Blasting the Sindh government for “doing nothing” for Karachi’s traders during the ongoing lockdown, the Muttahida Qaumi Movement-Pakistan (MQM-P) on Saturday announces its rejection of the recently signed Sindh COVID-19 Emergency Relief Ordinance 2020 and demanded of the government to allow traders to run their business 24/7 throughout the week.

MQM-P convener and former federal minister Khalid Maqbool Siddiqui said his party fully endorsed the demands of Karachi’s traders, and if the traders’ bodies were ready to protest, the party was ready to support them.

He was addressing a joint meeting of leaders of various trades' bodies held in a park near the MQM-P’s secretariat in Bahadurabad. He said party leaders were in contact with various traders and market associations across the city and were listening to their genuine grievances.

Karachi’s small traders were being discriminated against as only the metropolis remained under the lockdown, Siddiqui said, adding that the Pakistan Peoples Party’s "racist" provincial government would never take care of the interest of Karachi’s traders. “But the MQM-P will leave the traders’ fraternity alone in the crisis."

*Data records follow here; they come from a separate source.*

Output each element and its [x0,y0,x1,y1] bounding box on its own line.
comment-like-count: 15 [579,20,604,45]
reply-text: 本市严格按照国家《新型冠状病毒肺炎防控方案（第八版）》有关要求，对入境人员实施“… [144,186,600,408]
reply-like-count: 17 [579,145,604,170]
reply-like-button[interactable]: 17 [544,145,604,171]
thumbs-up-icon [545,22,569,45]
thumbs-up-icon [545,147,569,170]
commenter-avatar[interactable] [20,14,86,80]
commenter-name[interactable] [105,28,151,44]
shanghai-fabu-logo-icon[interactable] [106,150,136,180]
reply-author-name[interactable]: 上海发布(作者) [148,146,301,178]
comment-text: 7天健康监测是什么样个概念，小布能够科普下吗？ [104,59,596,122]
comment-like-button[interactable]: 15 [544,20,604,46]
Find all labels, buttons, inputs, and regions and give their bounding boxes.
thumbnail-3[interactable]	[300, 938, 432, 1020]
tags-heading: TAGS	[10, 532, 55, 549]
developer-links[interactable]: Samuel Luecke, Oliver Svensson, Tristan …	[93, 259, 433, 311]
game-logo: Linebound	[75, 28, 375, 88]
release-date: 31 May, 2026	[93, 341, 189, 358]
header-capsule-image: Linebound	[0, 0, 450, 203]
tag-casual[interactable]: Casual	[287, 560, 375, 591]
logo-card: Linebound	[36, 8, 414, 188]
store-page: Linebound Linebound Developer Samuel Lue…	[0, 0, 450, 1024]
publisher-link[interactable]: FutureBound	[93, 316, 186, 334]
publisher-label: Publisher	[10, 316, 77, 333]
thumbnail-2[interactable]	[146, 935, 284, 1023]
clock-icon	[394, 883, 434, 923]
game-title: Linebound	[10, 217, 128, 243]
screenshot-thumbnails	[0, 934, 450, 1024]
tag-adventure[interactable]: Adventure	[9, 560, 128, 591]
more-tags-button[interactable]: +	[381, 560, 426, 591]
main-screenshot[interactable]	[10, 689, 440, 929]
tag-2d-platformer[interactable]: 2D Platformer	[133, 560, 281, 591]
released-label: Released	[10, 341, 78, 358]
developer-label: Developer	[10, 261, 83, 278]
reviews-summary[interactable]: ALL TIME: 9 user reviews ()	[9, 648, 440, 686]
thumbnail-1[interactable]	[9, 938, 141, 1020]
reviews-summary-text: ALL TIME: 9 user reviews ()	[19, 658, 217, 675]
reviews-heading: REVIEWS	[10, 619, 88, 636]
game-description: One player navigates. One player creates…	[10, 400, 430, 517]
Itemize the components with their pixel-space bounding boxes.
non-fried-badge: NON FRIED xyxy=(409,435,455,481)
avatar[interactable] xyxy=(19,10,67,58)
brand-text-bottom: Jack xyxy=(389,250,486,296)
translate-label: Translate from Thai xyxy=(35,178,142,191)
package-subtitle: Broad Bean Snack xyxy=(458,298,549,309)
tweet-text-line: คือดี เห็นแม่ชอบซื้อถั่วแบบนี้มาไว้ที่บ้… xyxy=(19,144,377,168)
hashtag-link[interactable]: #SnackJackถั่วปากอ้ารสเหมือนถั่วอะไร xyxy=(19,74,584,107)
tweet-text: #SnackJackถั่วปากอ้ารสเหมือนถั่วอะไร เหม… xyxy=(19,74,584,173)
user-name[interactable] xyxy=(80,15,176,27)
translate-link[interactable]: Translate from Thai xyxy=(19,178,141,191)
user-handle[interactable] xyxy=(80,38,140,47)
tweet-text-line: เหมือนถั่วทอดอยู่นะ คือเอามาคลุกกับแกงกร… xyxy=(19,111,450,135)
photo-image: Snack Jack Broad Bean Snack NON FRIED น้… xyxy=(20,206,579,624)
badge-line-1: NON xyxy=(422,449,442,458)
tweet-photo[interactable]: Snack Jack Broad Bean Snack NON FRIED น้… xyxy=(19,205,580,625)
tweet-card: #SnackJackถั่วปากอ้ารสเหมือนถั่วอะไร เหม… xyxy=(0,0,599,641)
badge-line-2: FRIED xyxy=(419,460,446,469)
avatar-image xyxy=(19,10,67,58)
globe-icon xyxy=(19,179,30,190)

The MQM-P had sent its leader to meet the Sindh chief minister to discuss the traders' problems, “but we knew that it would not work", he said.

The traders of Karachi, a city that had been earning 70 per cent of the country’s revenue, had been deprived of their genuine rights, he said.

“As being a doctor and a responsible person, I know the threat of the coroanvirus spread. But the government’s ill-planned policies have been spreading it,” he added.

Karachi’s traders had paid 79 per cent sales tax while traders in Lahore had only paid five per cent, he said. “The Punjab government has allowed the transport to operate today. Could the coroanvirus not enter there?” he asked.

“Commissioners and deputy commissioners have been posted in Karachi to earn money. They consider it Dubai,” said Siddiqui.

“The people who are dealing with the city’s affairs do not belong to the city,” he remarked. He said that the Karachi mayor would decide the affairs of the city because people voted him to resolve their issues.

He said that he would ask the mayor to bring the city’s case to the notice of Prime Minister Imran Khan and engage him for the resolution of its issues.

“It was Karachi’s traders who donated the highest amount of money for establishing Shaukat Khanam Hospital and National University of Modern Languages,” he said.

Prime Minister Imran Khan should give loans to Karachi’s traders because they ran Pakistan by paying high amounts of taxes, he said.